Well it turns out I can! Who knew? It's only been
It was our last weekend together before they head South for the winter, whilst visiting grand babies en route. As it turned out it was opening weekend of clam season too, he just happened to slip into several phone conversations as the weekend approached. So it was no surprise that upon entering town, I was whisked off to the hardware store for my license. Then off to the homestead for a pre-dig lunch, with enough time to jump into our clamming costumes (which for me included about 100 pounds of clothing consisting of 5 layers of tops alone ... did I mention I hate being cold?).
Can I just take a moment to praise God for afternoon digs?! I never knew such a thing existed! Where were these when I was bounced out of bed before dawn in my childhood to brave the windy beaches as a 50 lb. icicle getting blown down the beach, knocked over, or taking the ever annoying wave over the boot?! Ok, so maybe those experiences were character building (the jury's still out on that one), and it's not like it put me totally off the dig ... just on a 20 year hiatus. Though I have to say I enjoy evening digs much more than morning digs, then again I enjoy Fall more than Spring, and maybe that has a little to do with it too.

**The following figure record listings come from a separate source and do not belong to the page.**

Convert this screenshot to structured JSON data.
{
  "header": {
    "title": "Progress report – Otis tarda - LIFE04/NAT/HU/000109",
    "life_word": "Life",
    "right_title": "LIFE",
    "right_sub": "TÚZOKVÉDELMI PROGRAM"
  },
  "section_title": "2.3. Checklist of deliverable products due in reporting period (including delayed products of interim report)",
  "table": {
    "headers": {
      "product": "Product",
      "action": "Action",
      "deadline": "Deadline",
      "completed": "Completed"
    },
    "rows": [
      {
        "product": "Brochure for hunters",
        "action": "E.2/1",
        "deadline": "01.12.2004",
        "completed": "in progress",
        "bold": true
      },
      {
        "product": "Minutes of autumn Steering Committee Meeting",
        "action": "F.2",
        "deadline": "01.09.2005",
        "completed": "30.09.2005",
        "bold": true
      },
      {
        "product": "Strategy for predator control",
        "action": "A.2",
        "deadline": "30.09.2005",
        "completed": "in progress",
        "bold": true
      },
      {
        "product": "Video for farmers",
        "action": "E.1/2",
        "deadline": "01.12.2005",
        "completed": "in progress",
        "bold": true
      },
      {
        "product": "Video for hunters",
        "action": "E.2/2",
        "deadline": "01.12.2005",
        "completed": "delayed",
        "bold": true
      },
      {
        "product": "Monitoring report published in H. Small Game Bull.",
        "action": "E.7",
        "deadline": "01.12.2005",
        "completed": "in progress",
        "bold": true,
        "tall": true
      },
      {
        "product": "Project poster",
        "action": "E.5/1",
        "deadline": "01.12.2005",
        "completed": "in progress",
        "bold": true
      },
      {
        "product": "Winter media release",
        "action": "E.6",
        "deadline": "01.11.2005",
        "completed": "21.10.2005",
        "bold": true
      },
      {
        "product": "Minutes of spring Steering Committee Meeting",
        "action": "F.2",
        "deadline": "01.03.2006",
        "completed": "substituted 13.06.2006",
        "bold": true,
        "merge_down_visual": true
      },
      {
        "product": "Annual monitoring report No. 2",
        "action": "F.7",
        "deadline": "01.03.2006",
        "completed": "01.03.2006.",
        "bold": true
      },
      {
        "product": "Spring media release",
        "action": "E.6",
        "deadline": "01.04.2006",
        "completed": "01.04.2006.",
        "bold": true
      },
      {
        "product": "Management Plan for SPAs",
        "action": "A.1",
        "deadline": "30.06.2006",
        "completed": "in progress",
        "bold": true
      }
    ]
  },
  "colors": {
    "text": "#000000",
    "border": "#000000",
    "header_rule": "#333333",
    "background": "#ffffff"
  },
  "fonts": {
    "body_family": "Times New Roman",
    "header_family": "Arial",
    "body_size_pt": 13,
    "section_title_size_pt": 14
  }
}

I can't lie though, I had an absolute blast this time. That alone was worth the wait, to actually be able to enjoy it (even in pouring rain!). That's not to say that I never had fun going as a kid. I remember going to certain beaches for steamer clams and thinking this digging business was SO easy (direct attention to rule in paragraph 2). I didn't realize there was a lot more involved than just running your hands through soft sand and picking up 6 or 7 clams at a time. I'm sure Dad must've had as much fun hiding them there for me as I did finding them. I was never big enough, or really quick enough for the razor clams, when they hear you coming they scram! But I was reminded of the time Dad was bent over going for one, and he'd look up to keep track of me, and saw me just messing around with a shovel in the dry sand. Pretty soon he looks back up and sees me digging away, but he goes back to his business only to look up once more to see (in his words) "POP! Out comes a clam just as big as can be! HAHAHA!" But this trip was easily the best I've ever had. We were graced with pretty decent weather all three days of digging and even though the first evening out was a complete monsoon we were never cold, and the days only got increasingly better. Until we finally had days like this:
Which, maybe doesn't look like much, but it was lovely. It was warm, and mild, and everything felt soft except for the wet, packed sand, but when everything glowed in a thick layer of diffused sunlight there was something soft about it as well. It was almost a shame we were able to get our limits so quickly, it would've made for a nice evening picnic on the beach had we stayed longer. But I think we were all eager to get back to a cozy home, soak our little friends, and wash the sand out of our ... everything!
The only thing left to do was pull this little guy up ... the last clam of the day ... though I believe I
was in the lead at one point, but who's counting? I usually don't do well with the teacher looking over my shoulder, but I guess that's something I've outgrown.
I learned a lot this weekend, for one, that thing I'm holding is called a clam gun. I've never used one before this (designated shovel holder), and yes it was harder than it looks. I also learned that I'm willing to wear so many layers I look like the Michelin Man in order to avoid being cold, and wet, and honestly looking fluffier than usual didn't bother me, what did was trying to bend my knees in order to sit in the back seat of the truck. I learned more about my dad, I think I do every time, he's still got a few surprises left. I enjoyed the quiet times, and late nights looking through his box of old pictures, and sharing stories, and listening to the ones I didn't know, and looking as he named countless strangers off to me. I learned a few new recipes, and some old ones from a well used cook book that had belonged to his mother. I think I was told about 100 things to do with zucchini, which will come in handy since I have two Godzilla sized zucchinis staring at me in my kitchen. I also learned that relationships are what you choose them to be, ok, maybe I didn't just learn that, but maybe I was reminded. It's funny, oftentimes people think they just sort of happen, like out of the blue. They don't. They take a lot of hard work, and sometimes you have to roll up your sleeves and be willing to get dirty, and other times you need to know when to relax. It's knowing when to do each of these things that can be the confusing part sometimes.
Wow, who knew clam digging could be so philosophical?
I feel like I see things differently now, like they are in better focus than they used to be. Sometimes a bit harsh, or jagged, but clearer for sure. If I walked around in fuzziness throughout my life I would miss things like this beautiful weekend ...
... and that's just not going to happen!